Словно бы мы зашли не с улицы и не были просителями! Но закончилось двумя ЗИЛами. И еще он потребовал бесплатной доставки, и потом мне рассказал, что был крайне разозлен на дочь, когда узнал, что доставщики взяли с неё четвертной.
Полки мы получили где-то на базе за Энгельсом, ехали с ними в кузове открытого грузовика, я и сейчас вижу его счастливое лицо с дымящей на ходу сигаретой, и мне становится весело.
Насколько его оборотистость проявлялась в делах? Ведь не от хорошей жизни его жена пошла в газировщицы. Он был, по определению авторов «Двенадцати стульев», кипучий лентяй. Если собрать всё, им написанное и, соответственно, опубликованное, то от силы наберется книга среднего формата страниц максимум на триста.
Если же обозреть его общественно-политическую деятельность, то при мне он дважды был на относительно важных должностях: заведующим отделом поэзии журнала «Волга», где он продержался года полтора, и уполномоченным литфонда по Саратовской области.
Должность уполномоченного Литфонда требует пояснения. Я уже сказал, что квартиры писателям город строил за счет долевого участия средств Литфонда, в чьей собственности было примерно 15 так называемых домов творчества писателей, которые для творчества предпочитали в зимнее время подмосковные Переделкино, Малеевку и Голицыно, ленинградское Комарово и рижские Дубулты, а для летнего отдыха с семьёй Гагры, Пицунду, Коктебель. Любопытно, что Тобольский и его семья никогда в домах творчества не бывали, лишь однажды уже стариком он долго жил в Переделкино, пока в Москве лечили внука.
Сам Литфонд находился в Москве, а на местах были его уполномоченные. Понятно, чем они занимались.
Нет, упаси Бог, не тем, о чем может подумать развращенный криминальной информацией современник, они старались как могли добыть денег на жилье, удовлетворить заявки на дома творчества, и хоть на них хронически обижались, но старались дружить. К тому же уполномоченный получал хоть и меньшую, чем ответсек, но сравнительно по тем временам приличную зарплату. Естественно, что за должность боролись. В основном Тобольский с Рязановой, в процессе борьбы ставшие врагами, но она победила, когда его сняли за любовный скандал, которого я еще коснусь.
Была ещё кормушка в виде руководства объединениями или студиями начинающих литераторов.

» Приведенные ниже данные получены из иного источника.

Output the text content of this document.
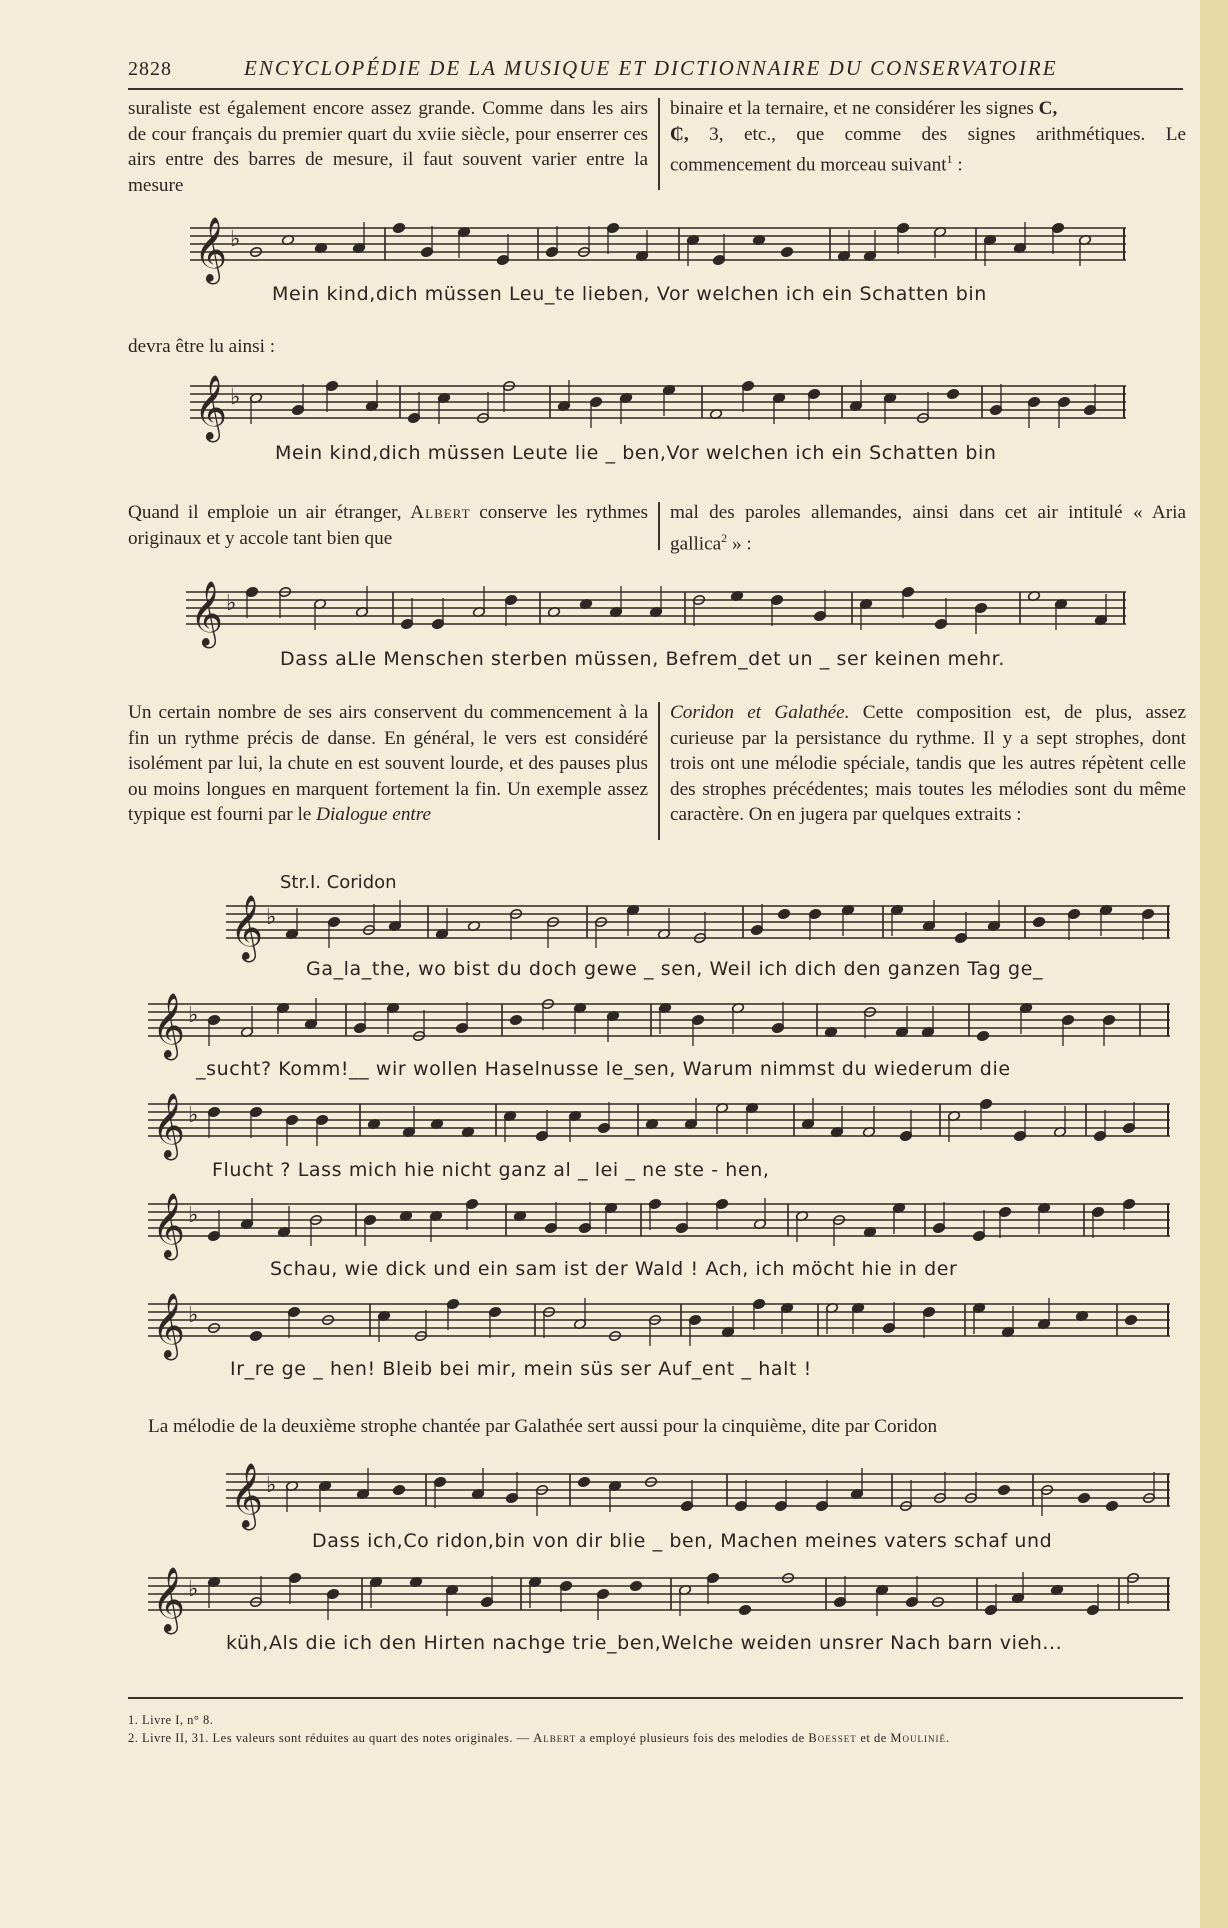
2828	ENCYCLOPÉDIE DE LA MUSIQUE ET DICTIONNAIRE DU CONSERVATOIRE

suraliste est également encore assez grande. Comme dans les airs de cour français du premier quart du xviie siècle, pour enserrer ces airs entre des barres de mesure, il faut souvent varier entre la mesure

binaire et la ternaire, et ne considérer les signes C,
₵, 3, etc., que comme des signes arithmétiques. Le commencement du morceau suivant$^1$ :

𝄞 ♭
Mein kind,dich müssen Leu_te lieben, Vor welchen ich ein Schatten bin
devra être lu ainsi :
𝄞 ♭
Mein kind,dich müssen Leute lie _ ben,Vor welchen ich ein Schatten bin

Quand il emploie un air étranger, Albert conserve les rythmes originaux et y accole tant bien que

mal des paroles allemandes, ainsi dans cet air intitulé « Aria gallica$^2$ » :

𝄞 ♭
Dass aLle Menschen sterben müssen, Befrem_det un _ ser keinen mehr.

Un certain nombre de ses airs conservent du commencement à la fin un rythme précis de danse. En général, le vers est considéré isolément par lui, la chute en est souvent lourde, et des pauses plus ou moins longues en marquent fortement la fin. Un exemple assez typique est fourni par le Dialogue entre

Coridon et Galathée. Cette composition est, de plus, assez curieuse par la persistance du rythme. Il y a sept strophes, dont trois ont une mélodie spéciale, tandis que les autres répètent celle des strophes précédentes; mais toutes les mélodies sont du même caractère. On en jugera par quelques extraits :

Str.I. Coridon
𝄞 ♭
Ga_la_the, wo bist du doch gewe _ sen, Weil ich dich den ganzen Tag ge_
𝄞 ♭
_sucht? Komm!__ wir wollen Haselnusse le_sen, Warum nimmst du wiederum die
𝄞 ♭
Flucht ? Lass mich hie nicht ganz al _ lei _ ne ste - hen,
𝄞 ♭
Schau, wie dick und ein sam ist der Wald ! Ach, ich möcht hie in der
𝄞 ♭
Ir_re ge _ hen! Bleib bei mir, mein süs ser Auf_ent _ halt !
La mélodie de la deuxième strophe chantée par Galathée sert aussi pour la cinquième, dite par Coridon
𝄞 ♭
Dass ich,Co ridon,bin von dir blie _ ben, Machen meines vaters schaf und
𝄞 ♭
küh,Als die ich den Hirten nachge trie_ben,Welche weiden unsrer Nach barn vieh...
1. Livre I, n° 8.
2. Livre II, 31. Les valeurs sont réduites au quart des notes originales. — Albert a employé plusieurs fois des melodies de Boesset et de Moulinié.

Кто-то вспоминает и о руководстве Тобольского какой-то литературной студией, но я был свидетелем лишь того, как однажды, когда Тобольский недолго был литконсультантом при СП, на собрании молодых он довел до истерики Яшу Удина шуткой про большие носы. У него огромный нос был главной портретной принадлежностью лица, а у Яши был обычный кавказский размер, но карабахский парень, удин по национальности, обладал повышенной мнительностью и еврейского юмора не принял. Есть и еще свидетели его наставничества. Журналист Борис Плохотенко: «А я вспоминаю, как познакомился с Тобольским. 11 апреля 1981 года был последним днём семинара молодых поэтов Нижней Волги (из Саратова, Волгограда, Астрахани). Действие происходило во Дворце пионеров. Я был зрителем-слушателем в группе, в которой участвовал Николай Кононов. Сначала читал свои наработки молодой инженер с Астраханского рыбокомбината. Жюри из трёх членов Союза писателей, представлявших каждый из трёх городов Нижнего Поволжья, послушав, стало вяло высказываться, когда появился жданый гость – Исай Григорич. Он сел на стул перед столом президиума. И тогда предоставили слово Кононову. Коля удивил, прочитав не заявленные ранее стихи, а новые тексты, чем ввёл жюри в некоторый ступор. Представляете? Членам СП надо было срочно встраивать в свои критические речи примеры из вновь услышанного. И слово взял Исай Григорич. Афористичное слово: “В то время как советская молодёжь активно участвует в строительстве коммунизма, едет на всесоюзные ударные стройки коммунизма, лирический герой Кононова едет на лошади по кругу. Куда, почему? Разве ради такой молодёжи мы победили фашистов?!…” Тут я, четверокурсник филфака, позволил себе бестактность и заявил, что подобный вульгарно-социологический подход к поэзии недопустим. Возникла полемика, на пике которой Исай Григорич достал из кармана пиджака толстое портмоне. Трясущимися руками достал и стал извлекать из него то ли ветеранскую, то ли инвалидскую книжку: “Я инвалид (ветеран) войны! Я сюда из госпиталя специально приехал!” По-моему, мне хватило ума не съязвить по поводу необходимости приезда. Но не вопросить, причём тут инвалидность, когда речь о поэзии, я не мог. В общем, разнервничался Исай Григорич, как-то всё скомкалось, показательной порки не получилось» (ФБ.18.01.21).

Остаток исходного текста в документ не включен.